Existe vida fora da profissão? Quem é Marcio Rachkorsky nas horas de lazer?

Tem muita vida – riso – fora da profissão. Sou pai, tenho uma menina de 19 anos, um menino de 15 e uma menina de três. Sou casado, sou corintiano, gosto muito de rock’n roll dos anos 80, um rock gótico que a gente chama de dark rock, gosto muito de beber vinho, whisky, de jantar fora. Mesmo trabalhando muito, 12 horas por dia, fazendo assembleia todo dia, cinco por semana, 20 por mês, mais de 200 por ano, ainda vou muito aos jogos, brinco com meus filhos, bebo bastante, como bem, vou para balada com a minha mulher e volto de manhã, tomo um banho e estou pronto para trabalhar. Jogo futebol, faço academia. Enfim, minha vida é bem legal.

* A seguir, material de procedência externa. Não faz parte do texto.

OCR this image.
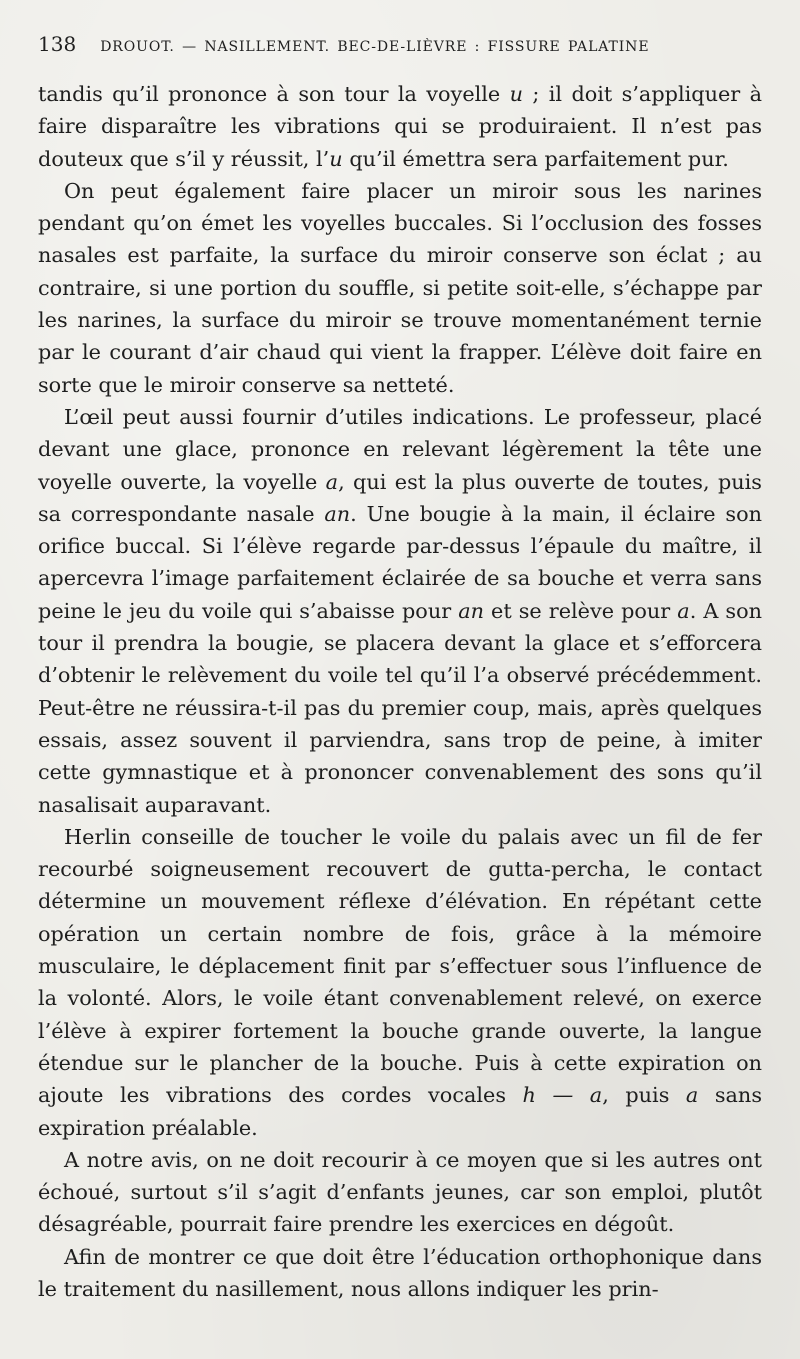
138 DROUOT. — NASILLEMENT. BEC-DE-LIÈVRE : FISSURE PALATINE

tandis qu’il prononce à son tour la voyelle u ; il doit s’appliquer à faire disparaître les vibrations qui se produiraient. Il n’est pas douteux que s’il y réussit, l’u qu’il émettra sera parfaitement pur.

On peut également faire placer un miroir sous les narines pendant qu’on émet les voyelles buccales. Si l’occlusion des fosses nasales est parfaite, la surface du miroir conserve son éclat ; au contraire, si une portion du souffle, si petite soit-elle, s’échappe par les narines, la surface du miroir se trouve momentanément ternie par le courant d’air chaud qui vient la frapper. L’élève doit faire en sorte que le miroir conserve sa netteté.

L’œil peut aussi fournir d’utiles indications. Le professeur, placé devant une glace, prononce en relevant légèrement la tête une voyelle ouverte, la voyelle a, qui est la plus ouverte de toutes, puis sa correspondante nasale an. Une bougie à la main, il éclaire son orifice buccal. Si l’élève regarde par-dessus l’épaule du maître, il apercevra l’image parfaitement éclairée de sa bouche et verra sans peine le jeu du voile qui s’abaisse pour an et se relève pour a. A son tour il prendra la bougie, se placera devant la glace et s’efforcera d’obtenir le relèvement du voile tel qu’il l’a observé précédemment. Peut-être ne réussira-t-il pas du premier coup, mais, après quelques essais, assez souvent il parviendra, sans trop de peine, à imiter cette gymnastique et à prononcer convenablement des sons qu’il nasalisait auparavant.

Herlin conseille de toucher le voile du palais avec un fil de fer recourbé soigneusement recouvert de gutta-percha, le contact détermine un mouvement réflexe d’élévation. En répétant cette opération un certain nombre de fois, grâce à la mémoire musculaire, le déplacement finit par s’effectuer sous l’influence de la volonté. Alors, le voile étant convenablement relevé, on exerce l’élève à expirer fortement la bouche grande ouverte, la langue étendue sur le plancher de la bouche. Puis à cette expiration on ajoute les vibrations des cordes vocales h — a, puis a sans expiration préalable.

A notre avis, on ne doit recourir à ce moyen que si les autres ont échoué, surtout s’il s’agit d’enfants jeunes, car son emploi, plutôt désagréable, pourrait faire prendre les exercices en dégoût.

Afin de montrer ce que doit être l’éducation orthophonique dans le traitement du nasillement, nous allons indiquer les prin-
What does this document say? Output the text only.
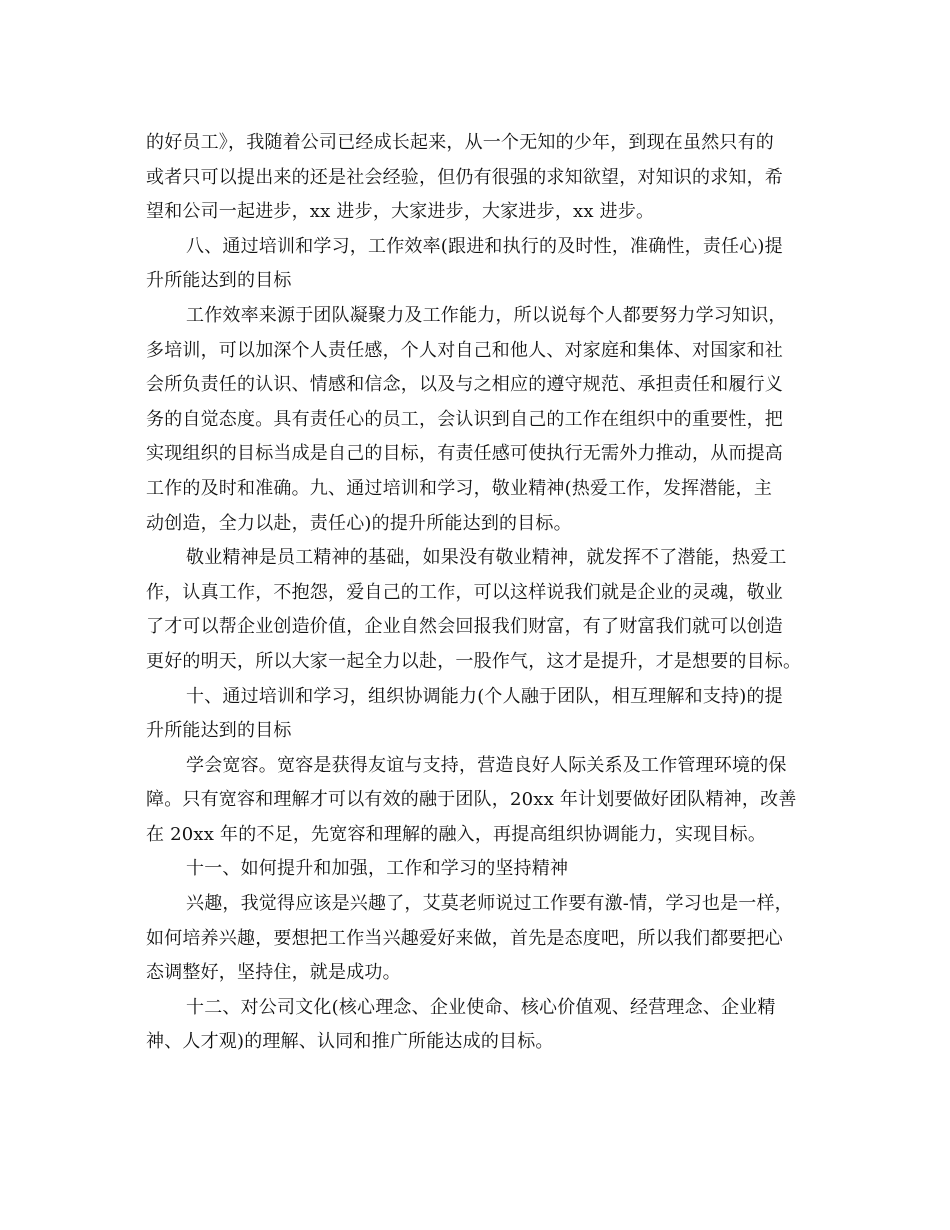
的好员工》，我随着公司已经成长起来，从一个无知的少年，到现在虽然只有的
或者只可以提出来的还是社会经验，但仍有很强的求知欲望，对知识的求知，希
望和公司一起进步，xx 进步，大家进步，大家进步，xx 进步。
八、通过培训和学习，工作效率(跟进和执行的及时性，准确性，责任心)提
升所能达到的目标
工作效率来源于团队凝聚力及工作能力，所以说每个人都要努力学习知识，
多培训，可以加深个人责任感，个人对自己和他人、对家庭和集体、对国家和社
会所负责任的认识、情感和信念，以及与之相应的遵守规范、承担责任和履行义
务的自觉态度。具有责任心的员工，会认识到自己的工作在组织中的重要性，把
实现组织的目标当成是自己的目标，有责任感可使执行无需外力推动，从而提高
工作的及时和准确。九、通过培训和学习，敬业精神(热爱工作，发挥潜能，主
动创造，全力以赴，责任心)的提升所能达到的目标。
敬业精神是员工精神的基础，如果没有敬业精神，就发挥不了潜能，热爱工
作，认真工作，不抱怨，爱自己的工作，可以这样说我们就是企业的灵魂，敬业
了才可以帮企业创造价值，企业自然会回报我们财富，有了财富我们就可以创造
更好的明天，所以大家一起全力以赴，一股作气，这才是提升，才是想要的目标。
十、通过培训和学习，组织协调能力(个人融于团队，相互理解和支持)的提
升所能达到的目标
学会宽容。宽容是获得友谊与支持，营造良好人际关系及工作管理环境的保
障。只有宽容和理解才可以有效的融于团队，20xx 年计划要做好团队精神，改善
在 20xx 年的不足，先宽容和理解的融入，再提高组织协调能力，实现目标。
十一、如何提升和加强，工作和学习的坚持精神
兴趣，我觉得应该是兴趣了，艾莫老师说过工作要有激-情，学习也是一样，
如何培养兴趣，要想把工作当兴趣爱好来做，首先是态度吧，所以我们都要把心
态调整好，坚持住，就是成功。
十二、对公司文化(核心理念、企业使命、核心价值观、经营理念、企业精
神、人才观)的理解、认同和推广所能达成的目标。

Algo que queira acrescentar?

Para finalizar, vale frisar que trabalhar com condomínio é muito difícil, muito duro, requer muita experiência – e está cheio de aventureiro por aí – mas é uma área que não tem crise. Condomínio não fecha as portas, condomínio não tem falência, não muda de endereço. Ele está lá sempre e precisando de serviços. É uma área sempre em expansão. Os prédios vão ficando velhos e demandando mais serviços, e os prédios novos vão chegando. É uma área que só cresce e gera muitas oportunidades.